Was die Zehn Gebote, das jüdische Wochenfest und Pfingsten verbindet.#


Von der Wiener Zeitung (21. Mai 2021) freundlicherweise zur Verfügung gestellt

Von

Fritz Rubin-Bittmann


Fritz Rubin-Bittmann wurde 1944 in Wien als Sohn jüdischer Eltern geboren und überlebte als 'U-Boot'. Er ist Arzt für Allgemeinmedizin (2016 mit dem Berufstitel Professor ausgezeichnet) und hat zu Zeitgeschichte und Religionsphilosophie publiziert
Fritz Rubin-Bittmann wurde 1944 in Wien als Sohn jüdischer Eltern geboren und überlebte als "U-Boot". Er ist Arzt für Allgemeinmedizin (2016 mit dem Berufstitel Professor ausgezeichnet) und hat zu Zeitgeschichte und Religionsphilosophie publiziert.
Foto: © Parlamentsdirektion / Johannes Zinner

50 Tage liegen zwischen Ostern und Pfingsten - dieser Zeitraum entspricht der jüdischen Sefira-Zeit, der Zeit des Omer-Zählens. Omer ist ein biblisches Hohlmaß für Getreide (Exodus 16,36) und auch die Bezeichnung für die erste Garbe (Bund) der neuen Ernte. Sefirat HaOmer ist also das rituelle Zählen eines jeden der 49 Tage, die zwischen Pessach und dem Wochenfest Shavuot liegen (Levitikus 23,35). In biblischer Zeit wurde am zweiten Pessachtag der Omer, der Erstling der Getreideernte, im Tempel als Dankesgabe dargebracht (Levitikus 23,9). Das Omer-Zählen ist eine biblische Vorschrift: "Danach sollt ihr (...) zählen vom Tage an, da ihr die Weihegabe (Hebeopfer) darbringt; sieben volle Wochen sollen es sein. Bis zum Tage nach dem siebenten Schabbath sollt ihr zählen. 50 Tage - danach sollt ihr dem Herrn ein Speiseopfer vom neuen Korn darbringen." Vor dieser Opfergabe ist der Genuss des neuen Getreides untersagt.
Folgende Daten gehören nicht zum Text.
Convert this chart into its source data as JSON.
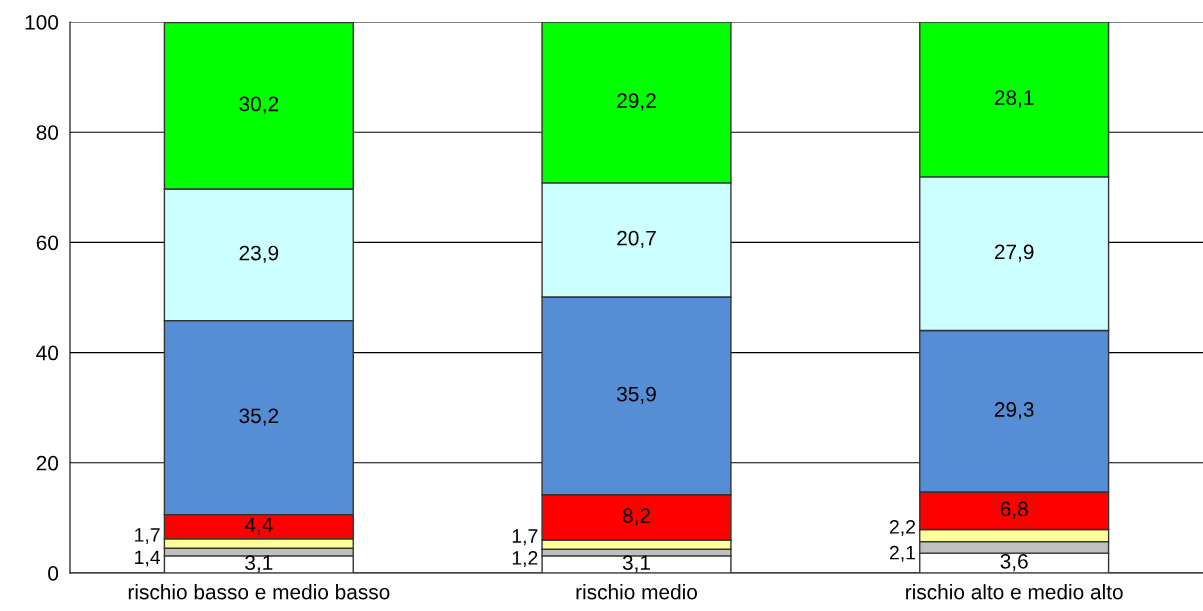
{
  "chart_data": {
    "type": "bar",
    "stacked": true,
    "categories": [
      "rischio basso e medio basso",
      "rischio medio",
      "rischio alto e medio alto"
    ],
    "ylim": [
      0,
      100
    ],
    "yticks": [
      0,
      20,
      40,
      60,
      80,
      100
    ],
    "grid": "y",
    "series": [
      {
        "color": "#ffffff",
        "values": [
          3.1,
          3.1,
          3.6
        ],
        "value_labels": [
          "3,1",
          "3,1",
          "3,6"
        ]
      },
      {
        "color": "#c0c0c0",
        "values": [
          1.4,
          1.2,
          2.1
        ],
        "value_labels": [
          "1,4",
          "1,2",
          "2,1"
        ]
      },
      {
        "color": "#ffff99",
        "values": [
          1.7,
          1.7,
          2.2
        ],
        "value_labels": [
          "1,7",
          "1,7",
          "2,2"
        ]
      },
      {
        "color": "#ff0000",
        "values": [
          4.4,
          8.2,
          6.8
        ],
        "value_labels": [
          "4,4",
          "8,2",
          "6,8"
        ]
      },
      {
        "color": "#558ed5",
        "values": [
          35.2,
          35.9,
          29.3
        ],
        "value_labels": [
          "35,2",
          "35,9",
          "29,3"
        ]
      },
      {
        "color": "#ccffff",
        "values": [
          23.9,
          20.7,
          27.9
        ],
        "value_labels": [
          "23,9",
          "20,7",
          "27,9"
        ]
      },
      {
        "color": "#00ff00",
        "values": [
          30.2,
          29.2,
          28.1
        ],
        "value_labels": [
          "30,2",
          "29,2",
          "28,1"
        ]
      }
    ]
  }
}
Nach der Zerstörung des zweiten Tempels im Jahr 70 durch die Römer fielen Opferungen weg, da es den Ort dafür nicht mehr gab. Dies hatte eine rabbinische Vorschrift zur Folge als wörtlichen Gehorsam gegenüber dem Bibelwort, an dem das Omer-Zählen festgehalten wurde. Entsprechend dieser Vorschrift soll mit Anbruch jeder Nacht unter Angabe der Woche und der Zahl der Tage gezählt werden, nachdem ein diesbezüglicher Segen gesprochen wurde.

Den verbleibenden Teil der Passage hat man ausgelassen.